Ever since the day Sally went away.”
“I knew a Sally once,” I said.
“You did?” said the bartender, not looking at me.
“Sure,” I said. “Very first girlfriend. Like the words of that song, makes you wonder, whatever happened to her? Where’s she tonight? About all you can do is hope she’s happy, married, got five kids, and a husband who isn’t late more than once a week, and remembers, or doesn’t remember, her birthdays, whichever way she likes it most.”
“Why don’t you look her up?” said the bartender, still not looking at me, shining a glass.
I drank my drink slowly.
“Wherever she may go,
Wherever she may be,
If no one wants her now,
Please send her back to me.”
The people around the piano were finishing the song. I listened, eyes shut.
“I wonder what’s become of Sally,
That old gal of mine.”
The piano s
topped. There was a lot of quiet laughter and talk.
I put the empty glass down on the bar and opened my eyes and looked at it for a minute.
“You know,” I said to the bartender, “you just gave me an idea …”

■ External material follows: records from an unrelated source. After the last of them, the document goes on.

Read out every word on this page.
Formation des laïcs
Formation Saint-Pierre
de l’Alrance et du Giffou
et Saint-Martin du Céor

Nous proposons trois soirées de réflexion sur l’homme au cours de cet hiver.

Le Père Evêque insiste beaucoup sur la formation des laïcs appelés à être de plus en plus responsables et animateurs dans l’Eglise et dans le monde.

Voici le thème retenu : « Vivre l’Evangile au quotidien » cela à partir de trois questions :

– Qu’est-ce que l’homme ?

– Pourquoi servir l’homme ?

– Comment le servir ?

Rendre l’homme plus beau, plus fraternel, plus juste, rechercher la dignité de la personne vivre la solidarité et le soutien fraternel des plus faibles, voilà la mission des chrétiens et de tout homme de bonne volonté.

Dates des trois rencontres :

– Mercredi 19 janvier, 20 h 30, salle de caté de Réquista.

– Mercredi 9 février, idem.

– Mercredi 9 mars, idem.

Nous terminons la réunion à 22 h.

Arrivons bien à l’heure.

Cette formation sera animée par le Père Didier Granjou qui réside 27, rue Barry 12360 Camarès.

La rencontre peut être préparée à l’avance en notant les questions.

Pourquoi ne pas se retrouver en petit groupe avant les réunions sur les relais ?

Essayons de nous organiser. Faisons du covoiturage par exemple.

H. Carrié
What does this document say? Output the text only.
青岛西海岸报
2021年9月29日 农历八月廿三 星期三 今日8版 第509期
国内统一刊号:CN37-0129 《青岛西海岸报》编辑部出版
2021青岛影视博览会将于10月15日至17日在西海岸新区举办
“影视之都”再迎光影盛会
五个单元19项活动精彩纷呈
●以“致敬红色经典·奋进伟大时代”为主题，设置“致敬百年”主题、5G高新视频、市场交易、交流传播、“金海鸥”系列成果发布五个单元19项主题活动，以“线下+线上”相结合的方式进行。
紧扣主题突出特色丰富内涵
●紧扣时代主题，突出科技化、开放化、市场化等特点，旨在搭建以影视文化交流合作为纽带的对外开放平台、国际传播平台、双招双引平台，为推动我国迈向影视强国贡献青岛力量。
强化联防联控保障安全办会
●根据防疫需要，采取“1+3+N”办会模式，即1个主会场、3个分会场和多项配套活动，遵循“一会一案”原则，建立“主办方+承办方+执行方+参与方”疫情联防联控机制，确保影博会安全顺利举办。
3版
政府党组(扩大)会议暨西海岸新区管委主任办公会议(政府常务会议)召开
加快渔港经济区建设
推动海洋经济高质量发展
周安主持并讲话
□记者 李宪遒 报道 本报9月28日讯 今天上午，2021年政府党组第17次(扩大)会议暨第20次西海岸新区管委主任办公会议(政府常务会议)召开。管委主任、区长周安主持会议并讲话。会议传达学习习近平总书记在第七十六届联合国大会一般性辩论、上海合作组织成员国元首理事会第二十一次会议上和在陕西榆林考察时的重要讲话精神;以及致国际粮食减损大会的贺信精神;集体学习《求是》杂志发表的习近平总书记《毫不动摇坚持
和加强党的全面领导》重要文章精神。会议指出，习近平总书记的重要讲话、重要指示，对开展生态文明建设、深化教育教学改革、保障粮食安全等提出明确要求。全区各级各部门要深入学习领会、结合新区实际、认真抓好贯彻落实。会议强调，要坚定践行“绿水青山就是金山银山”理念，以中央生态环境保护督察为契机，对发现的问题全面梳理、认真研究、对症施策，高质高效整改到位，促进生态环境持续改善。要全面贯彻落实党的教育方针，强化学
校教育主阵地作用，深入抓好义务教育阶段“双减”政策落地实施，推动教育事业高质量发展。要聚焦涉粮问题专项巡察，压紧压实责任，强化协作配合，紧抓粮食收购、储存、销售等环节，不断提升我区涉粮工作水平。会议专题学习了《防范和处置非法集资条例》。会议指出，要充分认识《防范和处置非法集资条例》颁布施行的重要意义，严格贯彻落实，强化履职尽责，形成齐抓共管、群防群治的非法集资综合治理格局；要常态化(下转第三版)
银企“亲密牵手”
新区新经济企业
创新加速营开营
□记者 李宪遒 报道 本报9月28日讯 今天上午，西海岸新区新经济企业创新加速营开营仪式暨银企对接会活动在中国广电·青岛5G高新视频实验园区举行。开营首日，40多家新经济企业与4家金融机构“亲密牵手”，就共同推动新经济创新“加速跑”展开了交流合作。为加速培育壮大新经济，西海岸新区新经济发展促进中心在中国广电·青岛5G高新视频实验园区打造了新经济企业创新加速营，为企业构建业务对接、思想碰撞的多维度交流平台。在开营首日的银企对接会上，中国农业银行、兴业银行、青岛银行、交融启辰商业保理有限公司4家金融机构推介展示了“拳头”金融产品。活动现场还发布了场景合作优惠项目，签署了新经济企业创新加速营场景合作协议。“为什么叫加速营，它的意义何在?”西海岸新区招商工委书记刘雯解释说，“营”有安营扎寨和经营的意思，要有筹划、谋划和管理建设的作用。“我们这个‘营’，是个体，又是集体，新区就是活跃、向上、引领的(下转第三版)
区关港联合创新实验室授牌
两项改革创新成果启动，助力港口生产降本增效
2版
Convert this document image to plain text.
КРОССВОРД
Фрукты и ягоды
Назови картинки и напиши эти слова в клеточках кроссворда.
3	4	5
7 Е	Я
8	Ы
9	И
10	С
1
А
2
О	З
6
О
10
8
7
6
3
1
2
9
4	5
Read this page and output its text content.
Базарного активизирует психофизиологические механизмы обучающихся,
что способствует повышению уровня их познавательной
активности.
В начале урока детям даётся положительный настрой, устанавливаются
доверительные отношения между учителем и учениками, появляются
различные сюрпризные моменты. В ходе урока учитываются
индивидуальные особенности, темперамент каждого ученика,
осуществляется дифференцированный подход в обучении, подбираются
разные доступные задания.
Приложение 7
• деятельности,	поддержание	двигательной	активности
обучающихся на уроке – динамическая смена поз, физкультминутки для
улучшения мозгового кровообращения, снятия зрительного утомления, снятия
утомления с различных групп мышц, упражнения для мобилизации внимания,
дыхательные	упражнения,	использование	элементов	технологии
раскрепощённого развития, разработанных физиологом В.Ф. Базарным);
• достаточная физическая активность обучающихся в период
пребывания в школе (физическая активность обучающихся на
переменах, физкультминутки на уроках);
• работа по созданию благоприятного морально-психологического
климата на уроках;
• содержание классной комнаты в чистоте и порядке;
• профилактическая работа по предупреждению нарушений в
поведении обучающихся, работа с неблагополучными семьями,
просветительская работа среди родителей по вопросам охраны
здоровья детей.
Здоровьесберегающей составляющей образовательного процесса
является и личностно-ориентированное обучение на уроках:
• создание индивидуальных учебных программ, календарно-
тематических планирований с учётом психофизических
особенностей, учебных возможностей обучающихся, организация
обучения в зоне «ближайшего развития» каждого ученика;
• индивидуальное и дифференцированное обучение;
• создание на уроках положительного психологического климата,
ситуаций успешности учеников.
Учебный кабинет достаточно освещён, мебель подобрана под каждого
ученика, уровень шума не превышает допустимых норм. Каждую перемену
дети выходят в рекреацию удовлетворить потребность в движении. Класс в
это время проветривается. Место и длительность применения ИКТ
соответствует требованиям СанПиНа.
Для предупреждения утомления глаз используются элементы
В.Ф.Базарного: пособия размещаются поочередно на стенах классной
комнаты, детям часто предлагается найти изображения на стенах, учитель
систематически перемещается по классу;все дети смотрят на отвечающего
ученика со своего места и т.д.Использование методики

Where do I start? I thought, outside on the rainy street in a cold wind, night coming on, buses and cars moving by, the world suddenly alive with sound. Or do you start at all, which is it?
I’d had ideas like this before; I got them all the time. On Sunday afternoons if I overslept I woke up thinking I had heard someone crying and found tears on my face and wondered what year it was and sometimes had to go off and find a calendar just to be sure. On those Sundays I felt there was fog outside the house, and had to go open the door to be sure the sun was still slanting across the lawn. It wasn’t anything I could control. It just happened while I was half asleep and the old years gathered around and the light changed. Once, on a Sunday like that, I telephoned clear across the United States to an old school chum, Bob Hartmann. He was glad to hear my voice, or said he was, and we talked for half an hour and it was a nice talk, full of promises. But we never got together, as we had planned; next year, when he came to town, I was in a different mood. But that’s how those things go, isn’t it? Warm and mellow one second, and the next I looked around and I was gone.
But right now, standing on the street outside of Mike’s Bar, I held out my hand and added up my fingers: first, my wife was out of town visiting her mother downstate. Second, tonight was Friday, and a whole free weekend ahead. Third, I remembered Sally very well, if no one else did. Fourth, I just wanted somehow to say, Hello, Sally, how are things? Fifth, why didn’t I start?
I did.
I got the phone book and went down the lists. Sally Ames. Ames, Ames. I looked at them all. Of course. She was married. That was the bad thing about women: once married they took aliases, vanishing into the earth, and you were lost.
Well then, her parents, I thought.
They were unlisted. Moved or dead.
What about some of her old friends who were once friends of mine? Joan something-or-other. Bob whatsis-name. I drew blanks, and then remembered someone named Tom Welles.
I found Tom in the book and telephoned him.
“Good God, is that you, Charlie?” he cried. “Good grief, come on over. What’s new? Lord, it’s been years! Why are you—”
I told him what I was calling about.
“Sally? Haven’t seen her in years. Hey, I hear you’re doing okay, Charlie. Salary in five figures, right? Pretty good for a guy from across the tracks.”
There hadn’t been any tracks, really; just an invisible line nobody could see but everyone felt.